Cryo-EM structures of an anti-MLC1 Fab in apo and peptide-bound states reveal the structural basis of antigen recognition

Monoclonal antibodies are indispensable tools in structural biology and biomedical research, but defining the molecular basis of their specificity remains challenging. Here, we developed a novel monoclonal antibody (37E5) against the astrocytic membrane protein MLC1, a component of gliovascular signaling implicated in megalencephalic leukoencephalopathy with subcortical cysts. 37E5 demonstrated high specificity and versatility across biochemical, cellular, and histological assays, enabling reliable detection of MLC1 in both human and mouse tissue.
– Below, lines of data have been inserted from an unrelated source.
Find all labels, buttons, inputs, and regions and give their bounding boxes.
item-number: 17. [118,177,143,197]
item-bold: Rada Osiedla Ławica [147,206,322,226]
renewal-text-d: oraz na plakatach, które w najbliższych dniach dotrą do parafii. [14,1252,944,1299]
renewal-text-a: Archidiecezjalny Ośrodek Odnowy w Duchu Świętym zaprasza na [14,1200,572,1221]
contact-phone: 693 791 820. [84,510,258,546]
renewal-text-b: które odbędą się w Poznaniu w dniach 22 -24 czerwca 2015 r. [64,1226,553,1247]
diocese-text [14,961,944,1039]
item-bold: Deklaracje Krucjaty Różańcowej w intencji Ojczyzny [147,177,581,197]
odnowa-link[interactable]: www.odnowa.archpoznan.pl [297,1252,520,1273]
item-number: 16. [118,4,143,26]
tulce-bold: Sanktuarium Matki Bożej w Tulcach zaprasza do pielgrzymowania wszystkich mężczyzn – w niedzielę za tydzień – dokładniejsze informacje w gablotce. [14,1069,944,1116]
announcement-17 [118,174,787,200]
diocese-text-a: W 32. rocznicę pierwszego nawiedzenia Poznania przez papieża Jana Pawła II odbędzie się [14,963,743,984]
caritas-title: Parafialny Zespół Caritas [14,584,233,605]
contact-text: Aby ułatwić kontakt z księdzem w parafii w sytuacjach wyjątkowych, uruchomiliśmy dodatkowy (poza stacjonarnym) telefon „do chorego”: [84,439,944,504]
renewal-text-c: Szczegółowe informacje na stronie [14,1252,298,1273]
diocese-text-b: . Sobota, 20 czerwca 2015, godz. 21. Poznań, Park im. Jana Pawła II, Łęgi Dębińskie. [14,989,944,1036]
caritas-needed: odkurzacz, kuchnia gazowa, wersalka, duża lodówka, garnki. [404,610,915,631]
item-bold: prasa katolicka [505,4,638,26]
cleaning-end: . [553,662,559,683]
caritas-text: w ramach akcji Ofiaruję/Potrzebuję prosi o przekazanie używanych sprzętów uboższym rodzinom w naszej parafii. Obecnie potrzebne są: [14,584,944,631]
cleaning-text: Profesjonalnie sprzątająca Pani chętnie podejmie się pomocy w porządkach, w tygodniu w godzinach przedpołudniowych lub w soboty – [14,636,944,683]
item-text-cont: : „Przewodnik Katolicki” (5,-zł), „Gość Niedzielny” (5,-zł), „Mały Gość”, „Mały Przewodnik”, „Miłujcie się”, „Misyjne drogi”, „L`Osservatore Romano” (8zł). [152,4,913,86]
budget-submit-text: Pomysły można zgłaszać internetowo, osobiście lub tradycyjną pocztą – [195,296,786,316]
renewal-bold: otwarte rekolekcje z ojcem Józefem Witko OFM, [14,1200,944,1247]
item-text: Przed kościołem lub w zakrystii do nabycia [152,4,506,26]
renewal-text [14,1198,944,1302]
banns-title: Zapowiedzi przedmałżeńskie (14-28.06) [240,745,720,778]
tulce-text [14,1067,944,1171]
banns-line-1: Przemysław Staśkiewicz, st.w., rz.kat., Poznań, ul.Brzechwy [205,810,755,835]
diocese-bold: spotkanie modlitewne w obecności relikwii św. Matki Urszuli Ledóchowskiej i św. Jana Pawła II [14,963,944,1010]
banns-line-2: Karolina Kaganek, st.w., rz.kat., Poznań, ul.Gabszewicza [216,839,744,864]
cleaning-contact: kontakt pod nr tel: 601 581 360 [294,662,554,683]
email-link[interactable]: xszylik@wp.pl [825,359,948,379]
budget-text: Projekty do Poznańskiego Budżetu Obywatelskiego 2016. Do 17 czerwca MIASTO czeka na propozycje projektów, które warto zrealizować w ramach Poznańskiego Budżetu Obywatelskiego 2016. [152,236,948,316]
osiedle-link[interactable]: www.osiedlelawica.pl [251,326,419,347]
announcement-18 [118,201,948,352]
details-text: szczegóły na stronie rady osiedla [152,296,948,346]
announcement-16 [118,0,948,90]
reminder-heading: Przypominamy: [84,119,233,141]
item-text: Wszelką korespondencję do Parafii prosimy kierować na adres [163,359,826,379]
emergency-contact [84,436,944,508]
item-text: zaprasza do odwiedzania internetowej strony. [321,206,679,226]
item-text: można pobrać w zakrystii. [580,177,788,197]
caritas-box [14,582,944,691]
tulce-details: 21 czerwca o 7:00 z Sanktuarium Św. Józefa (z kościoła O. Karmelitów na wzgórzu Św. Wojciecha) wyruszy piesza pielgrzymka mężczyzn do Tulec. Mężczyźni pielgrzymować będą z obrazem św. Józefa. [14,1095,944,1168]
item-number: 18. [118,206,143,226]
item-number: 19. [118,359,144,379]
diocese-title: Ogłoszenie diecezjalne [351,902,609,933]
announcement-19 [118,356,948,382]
Using single-particle cryo-EM, we determined ∼3 Å resolution structures of the 37E5 Fab in apo and antigen-bound states, despite the small molecular mass (∼50 kDa), close to the lower size limit of cryo-EM. The antigen-bound structure revealed continuous density for an MLC1-derived peptide and enabled atomic mapping of polar and non-polar interaction networks. Conformational changes in CDR-L1 and CDR-L2 indicated an induced-fit mechanism of recognition. Comparison with AlphaFold-predicted models underscored the accuracy of Fab backbone prediction but revealed major limitations in modeling epitope-paratope geometry. These findings establish 37E5 as a versatile antibody for mechanistic studies of gliovascular biology and MLC disease, while demonstrating that cryo-EM can achieve atomic-level characterization of small Fab-antigen complexes, thereby expanding the methodological frontier of antibody-antigen structural biology.